Dalam perjalanan pulang ketika melewati stepa, mereka dihadang oleh Sagon beserta pasukannya. Semak-semak tinggi sebagai perlindungan sudah jauh tertinggal.

“Jangan kau ganggu mereka, bawa aku saja sebagai santapan makan malam kalian. Dagingku empuk dan tulangku lezat,” kata Keli. Ia menoleh kebelakang, teman-temannya terlihat membeku dan gemetar.

“Aku mohon, jangan ganggu mereka?” ucap Keli.

“Terlambat!, kalian pengecut, mengadu pada si busuk Igel itu. Gara-gara kalian, persoalan jadi makin pelik. Sekarang kami tak lagi pedudi soal-soal perjanjian, yang penting perut kami kenyang dan tidur nyenyak, kelinci-kelinci busuk!, serang mereka semua!”

“Semunya!, cepat lari!” teriak Keli.

Keli dan teman-temannya lari pontang-panting. Kelinci-kelinci muda ataupun tua tak butuh lama untuk bertahan. Anjing-Anjing dibawah pimpinan Sagon langsung menerkam, dan menggigit lehernya. Suara minta tolong seketika berubah sunyi.

Hanya tersisa Keli, wajahnya pucat. Keli mengambil peluit lalu meniupnya kencang. Sementara Sagon dan pasukannya terus mengejar sambil mengejeknya.

“Menyerahlah Keli, dan terimalah kematianmu!” kata Sagon sombong.

“Tidak semudah itu!, kami ini para pejuang, sementara kau sang penghianat!” pekik Keli.

“Cepat kepung dia!” pungkas Sagon.

Keli terus berlari. Meloncat ketika pasukan Sagon hendak menerkamnya. Di susul lari zig-zag, tak menyerah. Satu tendangan dari Sagon ke arah perut Keli membuatnya terpental kebelakang, Keli mengerang kesakitan. Sagon dan pasukannya perlahan-perlahan mendekatinya.

“Bunuh dia!” Teriak Sagon.

“Aku kalah” ucap Keli lirih.

Keli memejamkan matanya. Tubuhya terluka parah, noda darah menempel pada bulunya yang putih.

Dalam detik menegangkan. Berkelebat ratusan ekor Elang menyerang dan membawa tubuh anjing ke udara. Lalu melemparkan ke tanah.
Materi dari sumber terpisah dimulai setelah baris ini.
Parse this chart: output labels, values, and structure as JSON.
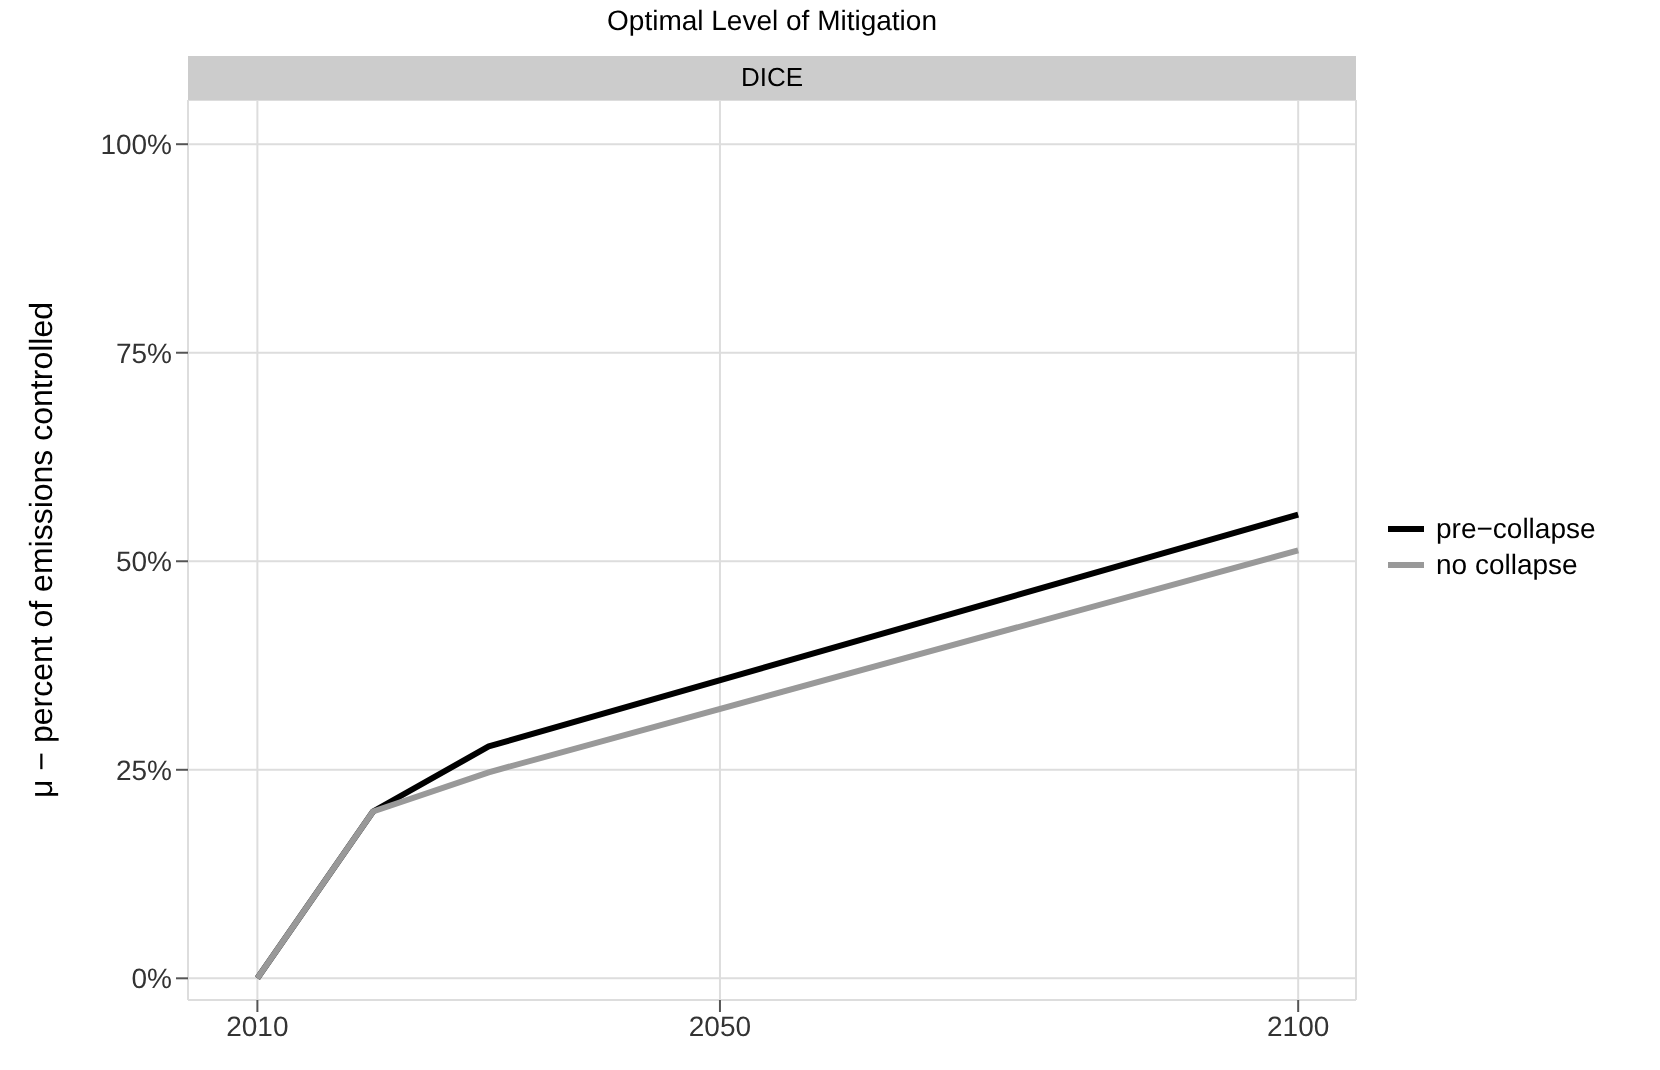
{
  "chart_data": {
    "type": "line",
    "title": "Optimal Level of Mitigation",
    "subtitle": "DICE",
    "ylabel": "μ − percent of emissions controlled",
    "x": [
      2010,
      2020,
      2030,
      2100
    ],
    "series": [
      {
        "name": "pre−collapse",
        "color": "#000000",
        "values": [
          0,
          20,
          27.8,
          55.6
        ]
      },
      {
        "name": "no collapse",
        "color": "#999999",
        "values": [
          0,
          20,
          24.7,
          51.3
        ]
      }
    ],
    "xlim": [
      2004,
      2105
    ],
    "xticks": [
      2010,
      2050,
      2100
    ],
    "ylim": [
      -2.6,
      105.3
    ],
    "yticks": [
      {
        "value": 0,
        "label": "0%"
      },
      {
        "value": 25,
        "label": "25%"
      },
      {
        "value": 50,
        "label": "50%"
      },
      {
        "value": 75,
        "label": "75%"
      },
      {
        "value": 100,
        "label": "100%"
      }
    ],
    "grid": true,
    "legend": "right",
    "marker": "none",
    "line_style": "solid"
  }
}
Satu persatu pasukan Sagon hilang. Sagon terkejut melihat serangan dari Igel dan pasukannya membuatnya lari mencari perlindungan.

“Mau lari kemana penghianat, cepat tangkap dan lemparkan ke kawah gunung!” perintah Igel.

“Tidak!, ampun tuan Igel!” teriak Sagon.

“Sudah terlambat!”


“Keli, buka matamu?” kata Igel.

Keli membuka mata. Wajah Igel menenangkan. “Terimakasih,” tuturnya.

Sepekah kemudian setelah dirawat oleh Igel si Elang Putih. Keli kembali bugar. Keli menemui Igel yang sedang melatih anak-anaknya belajar terbang.

“Tuan Igel, aku pamit, terimakasih untuk pertolongannya.”

“Sama-sama.”


 Seekor anak kelinci terus mengintip dari sebuah celah.

“Bu!, ayah pulang!” ucap Tibo anak sulung Keli.

Keli terkejut dan berlari untuk memeluknya. “Syukurlah kalian selamat.”